Despite our criticisms, we applaud Raftery’s desire to improve practice by providing methods and computer programs for all to use and applying these methods to real problems. We believe that his paper makes a positive contribution to social science, by focusing on hard problems where standard methods can fail and exp sing failures of standard methods.

We follow up with sections on:

– “Too much data, model selection, and the example of the 3x3x16 contingency table with 113,556 data points”

– “How can BIC select a model that does not fit the data over one that does”

– “Not enough data, model averaging, and the example of regression with 15 explanatory variables and 47 data points.”

And here’s something we found on the web [link fixed] with Raftery’s original article, our discussion and other discussions, and Raftery’s reply. Enjoy.

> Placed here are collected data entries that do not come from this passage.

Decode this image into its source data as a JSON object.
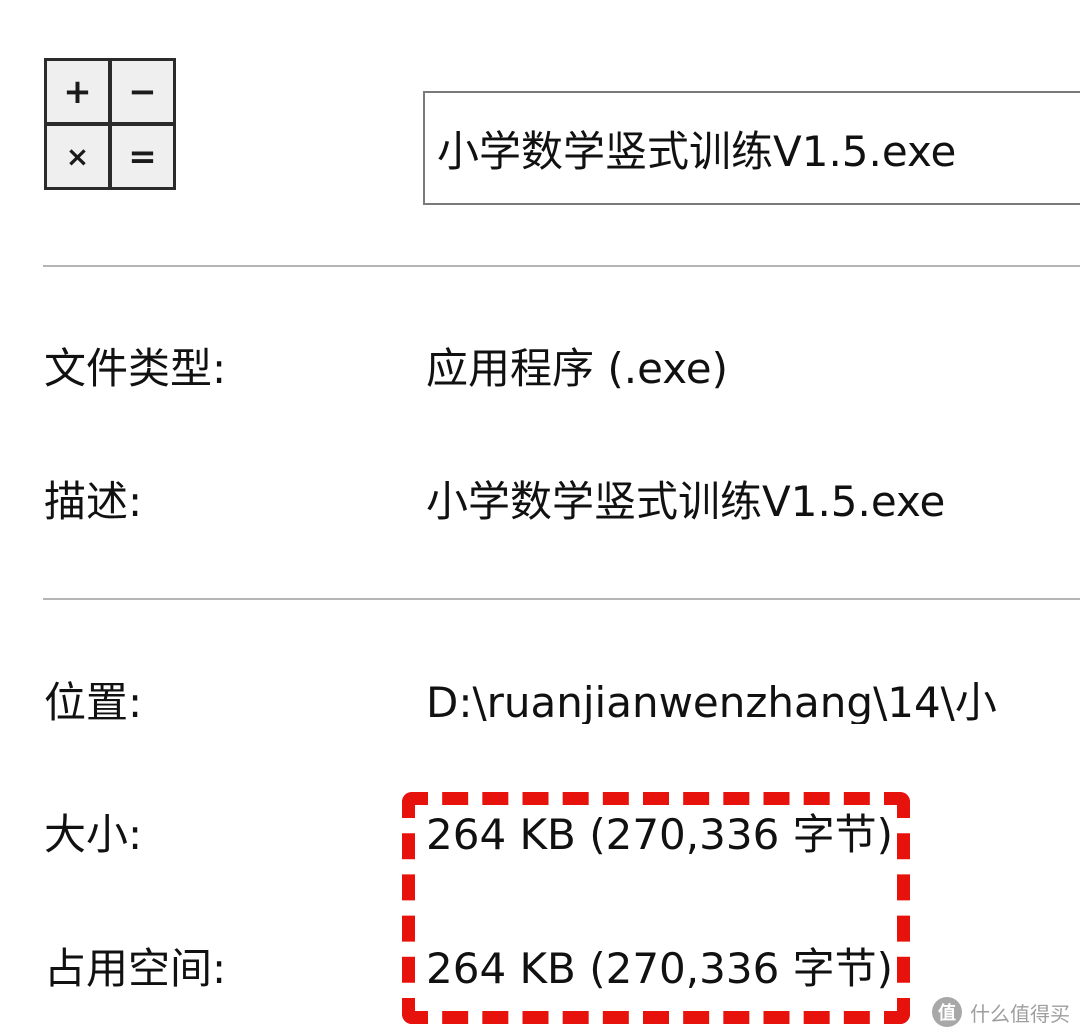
{
  "icon": {
    "name": "calculator-operators-icon",
    "keys": [
      "+",
      "−",
      "×",
      "="
    ]
  },
  "file": {
    "name": "小学数学竖式训练V1.5.exe"
  },
  "properties": {
    "type": {
      "label": "文件类型:",
      "value": "应用程序 (.exe)"
    },
    "description": {
      "label": "描述:",
      "value": "小学数学竖式训练V1.5.exe"
    },
    "location": {
      "label": "位置:",
      "value": "D:\\ruanjianwenzhang\\14\\小"
    },
    "size": {
      "label": "大小:",
      "value": "264 KB (270,336 字节)"
    },
    "size_on_disk": {
      "label": "占用空间:",
      "value": "264 KB (270,336 字节)"
    }
  },
  "annotation": {
    "color": "#e8120c",
    "style": "dashed-highlight"
  },
  "watermark": {
    "logo": "值",
    "text": "什么值得买"
  }
}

**P.S.** Yes, I’ve blogged this one before, also here. But I found out that not everyone knows about this paper so I’m sharing it again here.

This paper has always been a point of reference for me, particularly for this insight “promises the impossible: the selection of a model that is adequate for specific purposes without consideration of those purposes”.

The link “And here’s something we found on the web” is broken.

Damn that linkrot!

You can view it here:

https://web.archive.org/web/20141009013313/http://irt.com.ne.kr/data/BMS_raftery.pdf

I’ve tried more than once to point out your criticisms of Raftery’s suggestions to grad students on whose committees I’ve served, but they (and maybe their supervisors?) don’t seem to pay much attention; they seem to regard BIC as some kind of magic ritual — much like p-values.

From the Rubin et al response: “It’s not “cheating” to use real-world knowledge if you’re actually interested in real-world answers.”

Ouch!

Shravan:

By “Rubin et al,” I think you mean “Gelman and Rubin.” I don’t remember who wrote that particular sentence but it was probably me.

Yes, sorry, I got the author order mixed up. Pity I can’t go back and correct my comment; please add preview and correction facilities on the blog for comments too!

Andrew, a question: What do you think about model averaging? I view it as a version of hierarchical modeling (at least when I’ve used it) with an index that instead of being continuous is discrete. In my applications, the number we were interested in was a common parameter of all the models.

Bill:

We’re actually doing research on that right now! As we discuss in Chapter 7 of BDA3 (or Chapter 6 of the earlier editions), I prefer continuous model expansion to discrete model averaging, as straightforward discrete Bayesian model averaging (of the sort that you describe) fails with weak priors on the individual models except in some special cases in which all the models have the same size and are on the same scale. When continuous model expansion is not feasible, I think discrete model averaging can be OK, but I would do it by optimizing estimated fit to the predictive distribution rather than via a direct Bayesian analysis that applies a posterior probability to each model.

Hi Andrew, thanks. What Jim Berger and I was doing had to do with fitting periodic functions to data…the different models were models with differing numbers of terms in the Fourier expansion. We knew that the number of terms required would be small and would be the low order ones, which is how we signed priors on the individual models.

I suppose one might have a continuous model that continuously weighted down each term but I’m not sure how one would go about that. The common parameter of interest was the constant term in the Fourier expansion. Any guidance on how to approach a problem like this using your preferred approach?